Latonia became Turfway Park, River Downs became Belterra Park, and Beulah became Darby Downs and back to Beulah again. – I’ve worked at all in one capacity or another in my years in racing, and I wouldn’t trade it for all the roses in Louisville. – I’ve had the opportunity to see Keeneland and work there, Dueling Grounds (the only European turf course in the nation) turn over a new leaf and bloom into Kentucky Downs, and the best is yet to come. – The friendships, the stories, and the people could fill ten books. My Mom told me “when you’re lucky enough to do (work) something you love, you get to enjoy it twice. The first when you are doing it, and the second when you are sitting in that rocking chair thinking back to the incredible journey called your life.” – She was right.
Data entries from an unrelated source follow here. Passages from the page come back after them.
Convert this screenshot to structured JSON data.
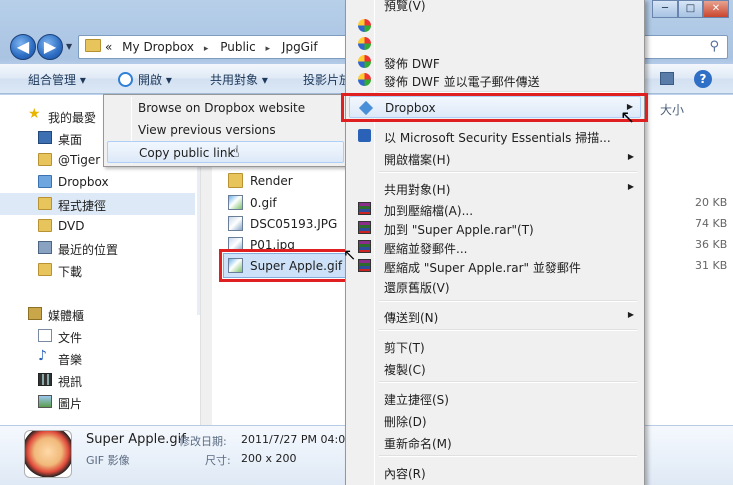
{
  "address_bar": {
    "back_glyph": "◀",
    "forward_glyph": "▶",
    "crumbs": [
      "«",
      "My Dropbox",
      "Public",
      "JpgGif"
    ],
    "separator": "▸"
  },
  "toolbar": {
    "organize": "組合管理 ▾",
    "open": "開啟 ▾",
    "share": "共用對象 ▾",
    "burn": "投影片放",
    "help": "?"
  },
  "window_controls": {
    "min": "─",
    "max": "□",
    "close": "✕"
  },
  "nav_pane": {
    "items": [
      {
        "label": "我的最愛"
      },
      {
        "label": "桌面"
      },
      {
        "label": "@Tiger"
      },
      {
        "label": "Dropbox"
      },
      {
        "label": "程式捷徑"
      },
      {
        "label": "DVD"
      },
      {
        "label": "最近的位置"
      },
      {
        "label": "下載"
      },
      {
        "label": "媒體櫃"
      },
      {
        "label": "文件"
      },
      {
        "label": "音樂"
      },
      {
        "label": "視訊"
      },
      {
        "label": "圖片"
      }
    ]
  },
  "file_list": {
    "size_header": "大小",
    "items": [
      {
        "name": "Render",
        "size": ""
      },
      {
        "name": "0.gif",
        "size": "20 KB"
      },
      {
        "name": "DSC05193.JPG",
        "size": "74 KB"
      },
      {
        "name": "P01.jpg",
        "size": "36 KB"
      },
      {
        "name": "Super Apple.gif",
        "size": "31 KB"
      }
    ]
  },
  "details": {
    "name": "Super Apple.gif",
    "type": "GIF 影像",
    "modified_label": "修改日期:",
    "modified_value": "2011/7/27 PM 04:0",
    "size_label": "尺寸:",
    "size_value": "200 x 200"
  },
  "dropbox_submenu": {
    "items": [
      {
        "label": "Browse on Dropbox website"
      },
      {
        "label": "View previous versions"
      },
      {
        "label": "Copy public link"
      }
    ]
  },
  "context_menu": {
    "top_cut": "預覽(V)",
    "items": [
      {
        "label": "發佈 DWF",
        "icon": "dwf-icon"
      },
      {
        "label": "發佈 DWF 並以電子郵件傳送",
        "icon": "dwf-icon"
      },
      {
        "label": "Dropbox",
        "icon": "dropbox-icon",
        "submenu": true
      },
      {
        "label": "以 Microsoft Security Essentials 掃描...",
        "icon": "security-essentials-icon"
      },
      {
        "label": "開啟檔案(H)",
        "submenu": true
      },
      {
        "label": "共用對象(H)",
        "submenu": true
      },
      {
        "label": "加到壓縮檔(A)...",
        "icon": "winrar-icon"
      },
      {
        "label": "加到 \"Super Apple.rar\"(T)",
        "icon": "winrar-icon"
      },
      {
        "label": "壓縮並發郵件...",
        "icon": "winrar-icon"
      },
      {
        "label": "壓縮成 \"Super Apple.rar\" 並發郵件",
        "icon": "winrar-icon"
      },
      {
        "label": "還原舊版(V)"
      },
      {
        "label": "傳送到(N)",
        "submenu": true
      },
      {
        "label": "剪下(T)"
      },
      {
        "label": "複製(C)"
      },
      {
        "label": "建立捷徑(S)"
      },
      {
        "label": "刪除(D)"
      },
      {
        "label": "重新命名(M)"
      },
      {
        "label": "內容(R)"
      }
    ]
  },
  "colors": {
    "highlight_box": "#e02020",
    "menu_hover": "#dde9f8",
    "menu_bg": "#f0f0f0"
  }
}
Mom usually is with matters of the heart.

Beulah was located in Grove City, Ohio.  It was located in a small time farming area, and every year we would make a trek. If we did good at the races, we would stop and hit Lebanon Harness on the way home for a 20 race day. Times were simple, and life was good. – I was reading a story about Beulah Park, and saw a video about what remains. I guess you can liken it to watching one of your favorite paintings deteriorate right before your eyes. As I watched, I could remember going with my Dad and his then girlfriend, and eventually taking my own wife and watching my horse run. I played in handicapping contests, and had a few good days. I made plenty of “Men’s Days” hitting Beulah and Lebanon, and loved every second with my friends over the years. So as you watch this video, know there was much more at one time. The town was practically employed there, and many Thoroughbred racing fans cut their teeth on this little oval known as the “Saratoga of the South.”